If prediction markets can prove their stable and verifiable predictive ability in long-term practice, their role will be upgraded from a trading tool to a public information infrastructure. Conversely, if prices are subject to long-term manipulation, sentiment, or insufficient liquidity, their financial value will also be limited.

5.4 Can Market Integrity Support Mainstream Adoption?

Every financial market ultimately depends on trust. For prediction markets, one of the biggest challenges in the future is not technology, but market governance.
With the continuous influx of institutional funds, platforms need to establish more comprehensive market monitoring, insider-trading surveillance, abnormal account review, conflict of interest disclosure, dispute resolution mechanisms, and user protection mechanisms.
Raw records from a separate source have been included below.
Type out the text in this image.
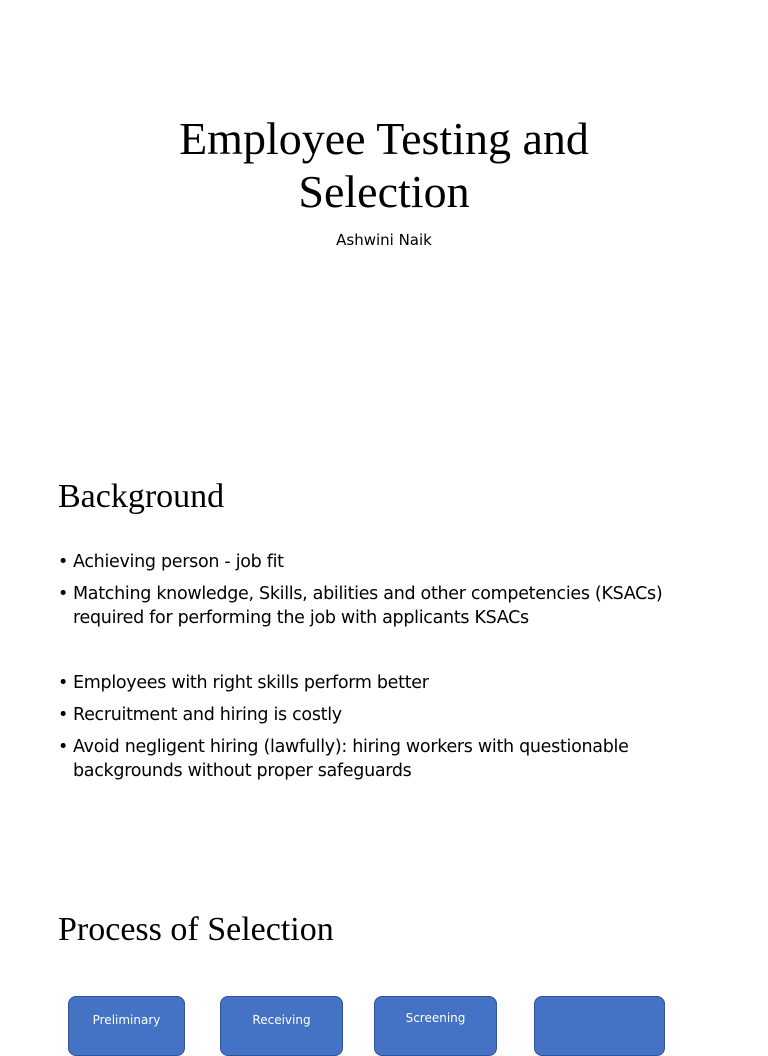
Employee Testing and
Selection
Ashwini Naik
Background
• Achieving person - job fit
• Matching knowledge, Skills, abilities and other competencies (KSACs) required for performing the job with applicants KSACs
• Employees with right skills perform better
• Recruitment and hiring is costly
• Avoid negligent hiring (lawfully): hiring workers with questionable backgrounds without proper safeguards
Process of Selection
Preliminary	Receiving	Screening
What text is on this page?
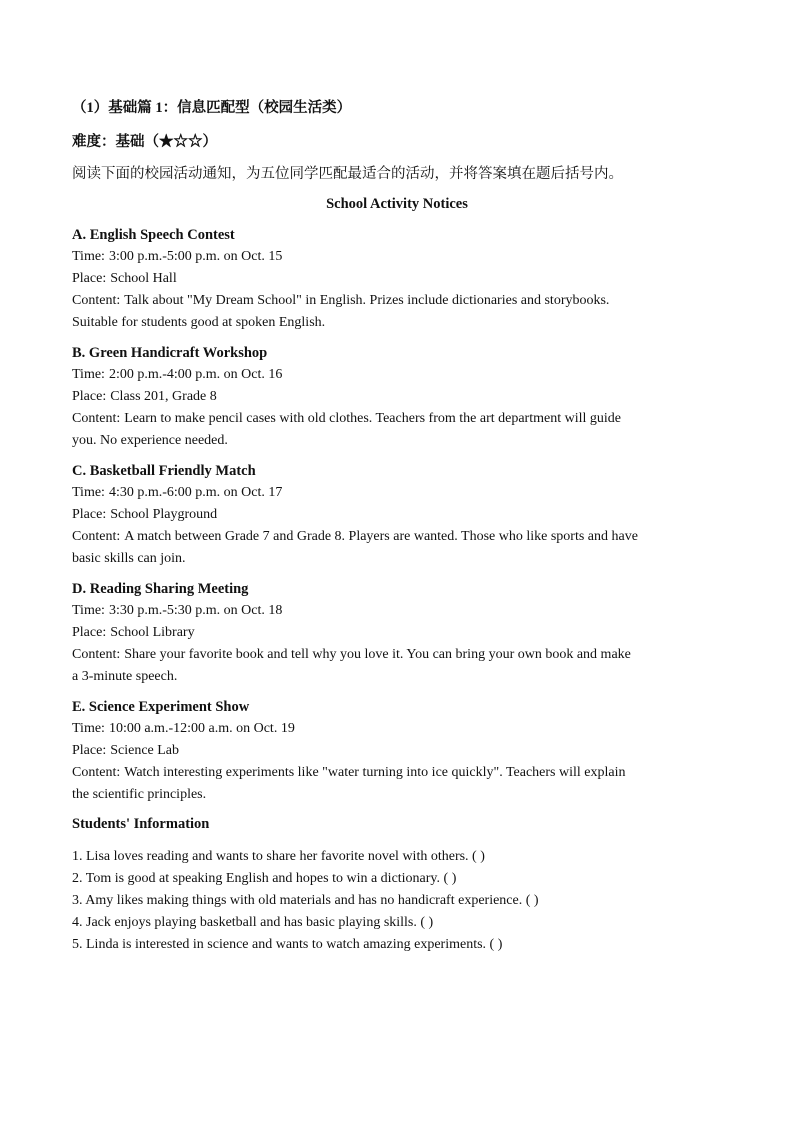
（1）基础篇 1：信息匹配型（校园生活类）
难度：基础（★☆☆）
阅读下面的校园活动通知，为五位同学匹配最适合的活动，并将答案填在题后括号内。
School Activity Notices
A. English Speech Contest
Time: 3:00 p.m.-5:00 p.m. on Oct. 15
Place: School Hall
Content: Talk about "My Dream School" in English. Prizes include dictionaries and storybooks.
Suitable for students good at spoken English.
B. Green Handicraft Workshop
Time: 2:00 p.m.-4:00 p.m. on Oct. 16
Place: Class 201, Grade 8
Content: Learn to make pencil cases with old clothes. Teachers from the art department will guide
you. No experience needed.
C. Basketball Friendly Match
Time: 4:30 p.m.-6:00 p.m. on Oct. 17
Place: School Playground
Content: A match between Grade 7 and Grade 8. Players are wanted. Those who like sports and have
basic skills can join.
D. Reading Sharing Meeting
Time: 3:30 p.m.-5:30 p.m. on Oct. 18
Place: School Library
Content: Share your favorite book and tell why you love it. You can bring your own book and make
a 3-minute speech.
E. Science Experiment Show
Time: 10:00 a.m.-12:00 a.m. on Oct. 19
Place: Science Lab
Content: Watch interesting experiments like "water turning into ice quickly". Teachers will explain
the scientific principles.
Students' Information
1. Lisa loves reading and wants to share her favorite novel with others. ( )
2. Tom is good at speaking English and hopes to win a dictionary. ( )
3. Amy likes making things with old materials and has no handicraft experience. ( )
4. Jack enjoys playing basketball and has basic playing skills. ( )
5. Linda is interested in science and wants to watch amazing experiments. ( )
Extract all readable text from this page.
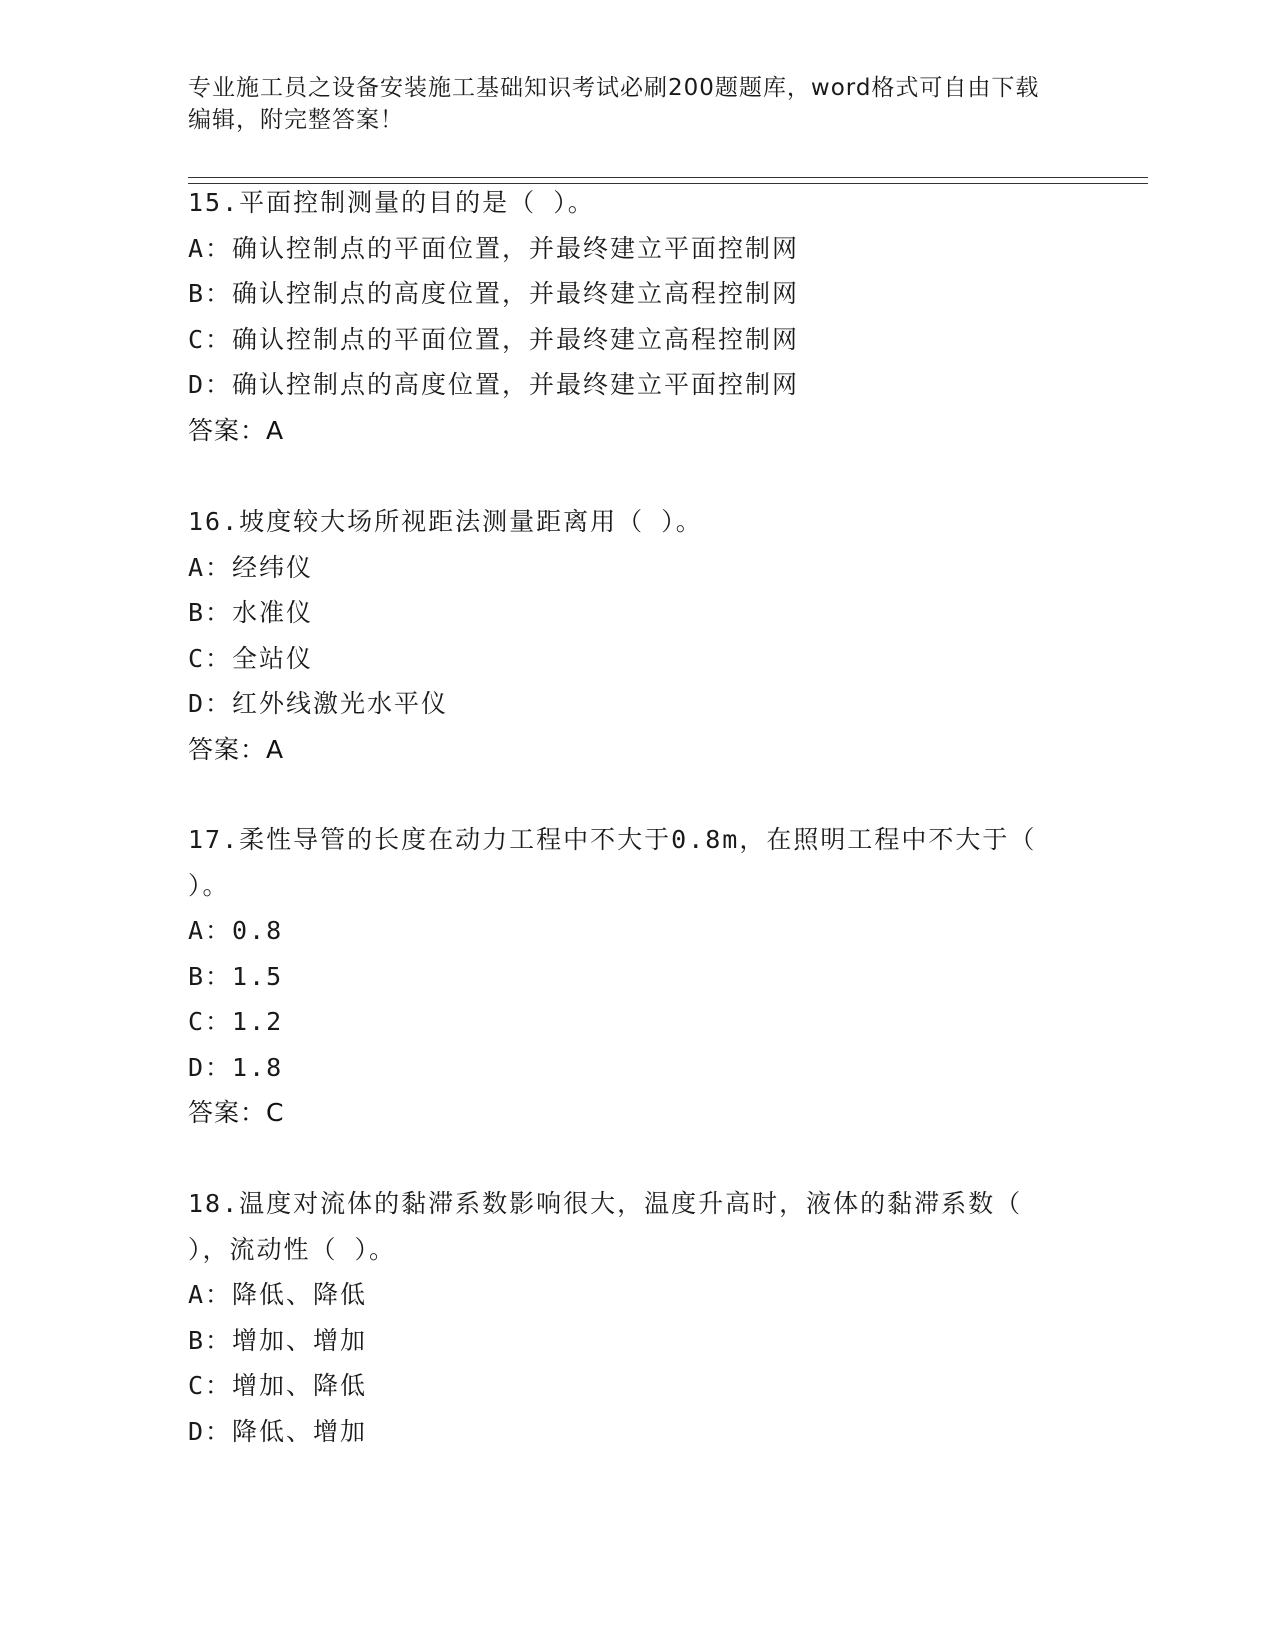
专业施工员之设备安装施工基础知识考试必刷200题题库，word格式可自由下载
编辑，附完整答案！
15.平面控制测量的目的是（ ）。
A：确认控制点的平面位置，并最终建立平面控制网
B：确认控制点的高度位置，并最终建立高程控制网
C：确认控制点的平面位置，并最终建立高程控制网
D：确认控制点的高度位置，并最终建立平面控制网
答案：A
16.坡度较大场所视距法测量距离用（ ）。
A：经纬仪
B：水准仪
C：全站仪
D：红外线激光水平仪
答案：A
17.柔性导管的长度在动力工程中不大于0.8m，在照明工程中不大于（
）。
A：0.8
B：1.5
C：1.2
D：1.8
答案：C
18.温度对流体的黏滞系数影响很大，温度升高时，液体的黏滞系数（
），流动性（ ）。
A：降低、降低
B：增加、增加
C：增加、降低
D：降低、增加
Especially in sensitive areas such as politics, regulation, corporate events, and sports events, market integrity will directly determine whether prediction markets can be recognized by regulatory agencies, institutional investors, and mainstream society. Historically, all successful financial markets have gone through a process from rapid expansion to rule governance. Prediction markets cannot bypass this stage either.

5.5 Can Prediction Markets Become a New Financial Infrastructure Layer?

From a longer-term perspective, the greatest long-term opportunity of prediction markets may not lie in the trading itself. The problem prediction markets attempt to solve is the pricing of future-event probabilities. If sufficient liquidity can be established in the future, pricing accuracy can be continuously verified, and regulatory recognition can be obtained, then prediction markets may become a pricing layer for uncertainty in the real world. At that time, prediction markets will provide not only trading opportunities, but also a new way of organizing information and a decision-making framework.
From enterprise strategy formulation to investment decision-making, from macro analysis to public policy discussions, the market-based probability judgments about the future may become an important reference. This is also the fundamental difference between prediction markets and traditional gambling products.

Conclusion

The explosive growth during the World Cup has brought prediction markets into the global spotlight for the first time in the form of a popular product. On the surface, people are trading World Cup winner outcomes, game results, and qualification probabilities; but at a deeper level, the market is really trading judgments about the future.
From Polymarket's liquidity network to Kalshi's compliance-driven approach, from predict.fun's ecosystem expansion to exchanges such as Hotcoin, integrating prediction markets into their existing product suites, the industry is evolving from a crypto-native experimental product into a mainstream financial tool. The World Cup may be just one important milestone in this broader transformation.
In the long run, the value of prediction markets lies not only in providing trading opportunities but also in providing a sustained mechanism for pricing real-world uncertainty. If search engines solve the problem of information discovery, and financial markets solve the problem of asset pricing, then prediction markets attempt to solve the problem of pricing future-event probabilities.